Acta odontol. latinoam. vol.33 no.2 Buenos Aires set. 2020  Epub 01-Sep-2020



Effect of alternative solvent evaporation techniques on mechanical properties of primer–adhesive mixtures

Efeito de técnicas alternativas utilizando evaporação de solvente nas propriedades mecânicas da mistura primer-adesivo

Isabel Ferreira-Barbosa1 

Josué J Araújo-Pierote1 

Lívia Rodrigues de Menezes2 

Lucia Trazzi-Prieto1 

João V Frazão-Camara3 

Larissa Sgarbosa de Araújo-Matuda4 

Giselle M Marchi1 

Luis A Maffei Sartini-Paulillo1 

Cintia T Pimenta de Araujo5 

1Universidade Estadual de Campinas, Faculdade de Odontologia de Piracicaba, Departmento de Odontologia Restauradora, Piracicaba, Brasil

2Universidade Federal do Rio de Janeiro, Instituto de Macromoléculas Professora Eloisa Mano, Departamento de Química, Rio de Janeiro, Brasil

3Universidade de São Paulo, Faculdade de Odontologia de Bauru, Departamento de Ciências Biológicas, Bauru, Brasil

4Universidade do Oeste Paulista, Departamento de Odontologia Restauradora, Presidente Prudente, Brasil

5Universidade Federal dos Vales do Jequitinhonha e Mucuri, Faculdade de Ciências da Saúde, Departamento de Odontologia, Diamantina, Brasil


This study evaluated the influence of the mode and time of solvent evaporation on the tensile strength (TS), flexural strength (FS) and elastic modulus (EM) of two adhesive systems: Scotchbond Multipurpose (SBMP) and Clearfil SE (CSEB). For this purpose, rectangular samples (2x1x7 mm) were prepared with 10 μL of primer and the solvents were evaporated with air spray at (23±1) ºC, (40±1) ºC and negative control (without spray). For each temperature, the times of 5, 20, 30, and 60 seconds were investigated. The statistical results showed that evaporation at 40±1ºC resulted in better EM for the two adhesives tested and all the evaporation times evaluated. However, there were no significant differences between the times and modes of evaporation for TS. The results of this study indicate that evaporation at a temperature of (40±1) °C could improve the elastic modulus of both adhesives tested, regardless of the evaporating time.

Keywords: Dentin bonding agents; Tensile strength; Flexural strength


Este estudo avaliou a influência do modo e do tempo de evaporação do solvente na resistência à tração (RT), resistência à flexão (RF) e módulo de elasticidade (MR) de dois sistemas adesivos: Scotchbond Multipurpose (SBMP) e Clearfil SE (CSEB). Para isso, amostras retangulares (2x1x7 mm) foram preparadas com 10 μL de primer e os solventes foram evaporados com aerossol a (23±1) ºC, (40±1) ºC e controle negativo (sem aerossol). Para cada temperatura, foram avaliados os tempos de 5, 20, 30 e 60 segundos. Os resultados estatísticos mostraram que a evaporação a (40±1) ºC resultou em melhor MR para os dois adesivos testados e todos os tempos de evaporação avaliados. No entanto, não houve diferenças significativas entre os tempos e modos de evaporação na RT. Os resultados deste estudo indicam que a evaporação a uma temperatura de (40±1) °C poderia melhorar o módulo de elasticidade de ambos os adesivos testados, independentemente do tempo de evaporação.

Palavras-chave: Adesivos dentinários; Temperatura; Resistência à tração; Propriedades de flexão


Dentin hybridization through monomeric interdiffusion is an essential mechanism to obtain an effective, intimate bond to the dentin tissue1. However, the bond between the dental substrate and the restorative material is affected by the presence of residual water or excess solvent. The residual solvent in these systems may act as a polymeric matrix plasticizer, interfering with the mechanical properties of these materials and consequently with the bonding interface2,3.

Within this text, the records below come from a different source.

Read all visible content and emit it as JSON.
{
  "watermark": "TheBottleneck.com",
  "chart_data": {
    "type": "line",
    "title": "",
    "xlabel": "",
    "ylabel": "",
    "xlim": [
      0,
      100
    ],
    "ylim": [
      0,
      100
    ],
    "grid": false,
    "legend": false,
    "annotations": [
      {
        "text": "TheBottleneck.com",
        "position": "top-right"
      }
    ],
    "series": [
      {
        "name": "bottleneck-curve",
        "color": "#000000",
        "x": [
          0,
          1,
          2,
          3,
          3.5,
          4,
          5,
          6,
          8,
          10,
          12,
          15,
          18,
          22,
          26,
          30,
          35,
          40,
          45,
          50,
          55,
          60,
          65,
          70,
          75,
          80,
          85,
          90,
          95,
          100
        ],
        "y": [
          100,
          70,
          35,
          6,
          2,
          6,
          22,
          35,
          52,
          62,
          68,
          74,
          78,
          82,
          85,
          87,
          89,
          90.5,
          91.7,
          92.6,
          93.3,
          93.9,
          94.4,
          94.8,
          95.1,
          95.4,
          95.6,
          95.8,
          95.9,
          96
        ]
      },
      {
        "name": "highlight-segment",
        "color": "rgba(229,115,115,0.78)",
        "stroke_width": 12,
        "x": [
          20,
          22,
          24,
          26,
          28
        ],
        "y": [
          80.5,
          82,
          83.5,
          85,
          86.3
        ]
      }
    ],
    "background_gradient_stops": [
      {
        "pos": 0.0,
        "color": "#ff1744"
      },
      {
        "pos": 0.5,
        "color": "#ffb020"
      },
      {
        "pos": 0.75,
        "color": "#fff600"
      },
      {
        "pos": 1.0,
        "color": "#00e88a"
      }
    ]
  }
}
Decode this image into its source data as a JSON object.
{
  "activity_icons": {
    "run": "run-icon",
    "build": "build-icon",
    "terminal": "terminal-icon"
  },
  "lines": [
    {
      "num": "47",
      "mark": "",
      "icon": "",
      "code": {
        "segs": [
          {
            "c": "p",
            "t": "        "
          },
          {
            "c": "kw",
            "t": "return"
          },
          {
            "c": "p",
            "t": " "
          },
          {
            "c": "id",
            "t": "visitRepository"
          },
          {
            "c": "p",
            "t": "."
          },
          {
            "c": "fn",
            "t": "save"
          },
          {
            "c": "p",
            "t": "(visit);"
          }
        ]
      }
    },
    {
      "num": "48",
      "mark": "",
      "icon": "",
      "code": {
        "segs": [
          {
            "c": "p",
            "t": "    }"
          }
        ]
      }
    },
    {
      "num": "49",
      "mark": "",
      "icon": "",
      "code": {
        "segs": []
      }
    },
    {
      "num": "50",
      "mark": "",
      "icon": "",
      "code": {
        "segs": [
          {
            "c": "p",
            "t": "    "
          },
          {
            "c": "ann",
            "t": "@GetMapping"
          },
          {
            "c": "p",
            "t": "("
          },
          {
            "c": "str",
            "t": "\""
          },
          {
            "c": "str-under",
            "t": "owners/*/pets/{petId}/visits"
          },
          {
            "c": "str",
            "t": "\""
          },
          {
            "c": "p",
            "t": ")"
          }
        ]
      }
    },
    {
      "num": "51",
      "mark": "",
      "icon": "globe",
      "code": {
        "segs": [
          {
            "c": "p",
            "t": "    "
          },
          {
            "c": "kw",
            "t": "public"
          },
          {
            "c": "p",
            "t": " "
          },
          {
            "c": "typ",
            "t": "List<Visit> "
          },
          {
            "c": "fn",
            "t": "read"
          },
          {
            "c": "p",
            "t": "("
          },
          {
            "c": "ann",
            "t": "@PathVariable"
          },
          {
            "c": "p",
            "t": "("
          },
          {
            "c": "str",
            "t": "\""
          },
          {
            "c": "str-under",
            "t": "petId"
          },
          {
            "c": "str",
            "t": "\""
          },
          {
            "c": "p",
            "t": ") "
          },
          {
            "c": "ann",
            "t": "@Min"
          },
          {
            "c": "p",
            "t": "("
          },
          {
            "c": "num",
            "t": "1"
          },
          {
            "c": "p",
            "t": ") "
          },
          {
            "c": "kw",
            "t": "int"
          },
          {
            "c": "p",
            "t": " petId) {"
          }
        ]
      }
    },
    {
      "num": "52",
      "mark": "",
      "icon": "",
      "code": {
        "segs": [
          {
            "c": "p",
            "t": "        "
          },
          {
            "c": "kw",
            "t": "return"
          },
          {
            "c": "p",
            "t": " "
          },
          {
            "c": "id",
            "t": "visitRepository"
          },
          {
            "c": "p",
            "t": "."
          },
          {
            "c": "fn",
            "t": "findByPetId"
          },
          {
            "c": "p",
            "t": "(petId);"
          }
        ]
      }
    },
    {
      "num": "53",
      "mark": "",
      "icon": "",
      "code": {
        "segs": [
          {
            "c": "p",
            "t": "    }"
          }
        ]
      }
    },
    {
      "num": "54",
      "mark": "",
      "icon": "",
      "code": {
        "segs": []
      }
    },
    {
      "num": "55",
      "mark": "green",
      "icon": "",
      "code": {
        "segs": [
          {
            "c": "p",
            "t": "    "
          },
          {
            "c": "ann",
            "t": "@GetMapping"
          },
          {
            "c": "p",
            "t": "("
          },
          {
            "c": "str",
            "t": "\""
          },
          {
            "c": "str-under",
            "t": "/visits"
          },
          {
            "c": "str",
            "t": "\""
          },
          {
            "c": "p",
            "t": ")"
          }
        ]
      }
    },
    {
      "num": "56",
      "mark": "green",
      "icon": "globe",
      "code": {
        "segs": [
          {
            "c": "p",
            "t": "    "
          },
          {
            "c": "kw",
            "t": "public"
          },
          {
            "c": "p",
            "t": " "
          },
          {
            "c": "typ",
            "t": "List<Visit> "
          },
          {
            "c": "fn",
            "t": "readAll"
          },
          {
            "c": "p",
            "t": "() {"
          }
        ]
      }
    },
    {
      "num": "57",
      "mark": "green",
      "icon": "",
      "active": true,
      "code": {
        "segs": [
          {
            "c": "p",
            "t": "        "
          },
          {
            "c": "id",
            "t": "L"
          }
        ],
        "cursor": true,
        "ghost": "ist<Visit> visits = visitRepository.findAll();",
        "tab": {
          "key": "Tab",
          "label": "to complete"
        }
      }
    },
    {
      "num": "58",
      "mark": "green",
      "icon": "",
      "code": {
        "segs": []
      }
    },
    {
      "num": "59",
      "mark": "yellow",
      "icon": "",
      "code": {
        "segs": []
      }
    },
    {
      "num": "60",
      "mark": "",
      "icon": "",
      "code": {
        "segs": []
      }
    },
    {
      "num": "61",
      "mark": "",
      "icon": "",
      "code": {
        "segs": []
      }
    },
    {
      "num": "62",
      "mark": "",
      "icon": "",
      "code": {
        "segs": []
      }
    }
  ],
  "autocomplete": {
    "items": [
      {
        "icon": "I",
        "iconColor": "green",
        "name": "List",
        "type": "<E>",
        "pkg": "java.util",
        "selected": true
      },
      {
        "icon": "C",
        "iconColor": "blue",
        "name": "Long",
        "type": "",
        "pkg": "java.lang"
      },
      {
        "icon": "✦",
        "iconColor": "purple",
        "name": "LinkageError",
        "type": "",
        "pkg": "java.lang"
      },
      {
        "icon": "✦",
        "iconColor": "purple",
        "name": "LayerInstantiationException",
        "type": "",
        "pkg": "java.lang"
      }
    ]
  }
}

The solvents in the composition of adhesive systems should be completely evaporated from the resin-infiltrated dentin matrix4-6. Excess water or other solvents from inadequate evaporation may negatively affect the physical-mechanical strength ofthe adhesion layer due to the inhibition of the polymerization of these materials and the plasticization of the adhesive structure by the presence of solvent molecules5-7.

The influence of excess solvent on the bond strength and mechanical properties of adhesive systems has been tested in several in vitro studies, which reported quick, standardized results establishing the behavior of materials in conditions similar to those in clinical practice3-7. However, these studies evaluated only the pure adhesive solutions, without primer addition. There is therefore a need to evaluate the primer/ adhesive mixture for better comparison with what actually happens in clinical practice.

It has been shown that mixing the adhesive with the primer solution decreases the mechanical resistance of adhesive systems because the polymerization process is inhibited by compounds in the primer8,9. It is therefore important to determine the effect of solvent evaporation on the mechanical properties of primer/adhesive mixtures.

Considering the adverse effect of excess solvent on the polymerization of adhesive systems9, the creation of alternative techniques for better evaporating these solvents can provide greater adhesive longevity. Thus, the aim of this study was to test the hypothesis that the evaporation of the solvent at high temperatures may improve the mechanical properties of Scotchbond Multipurpose Plus™ and Clearfil SE Bond™.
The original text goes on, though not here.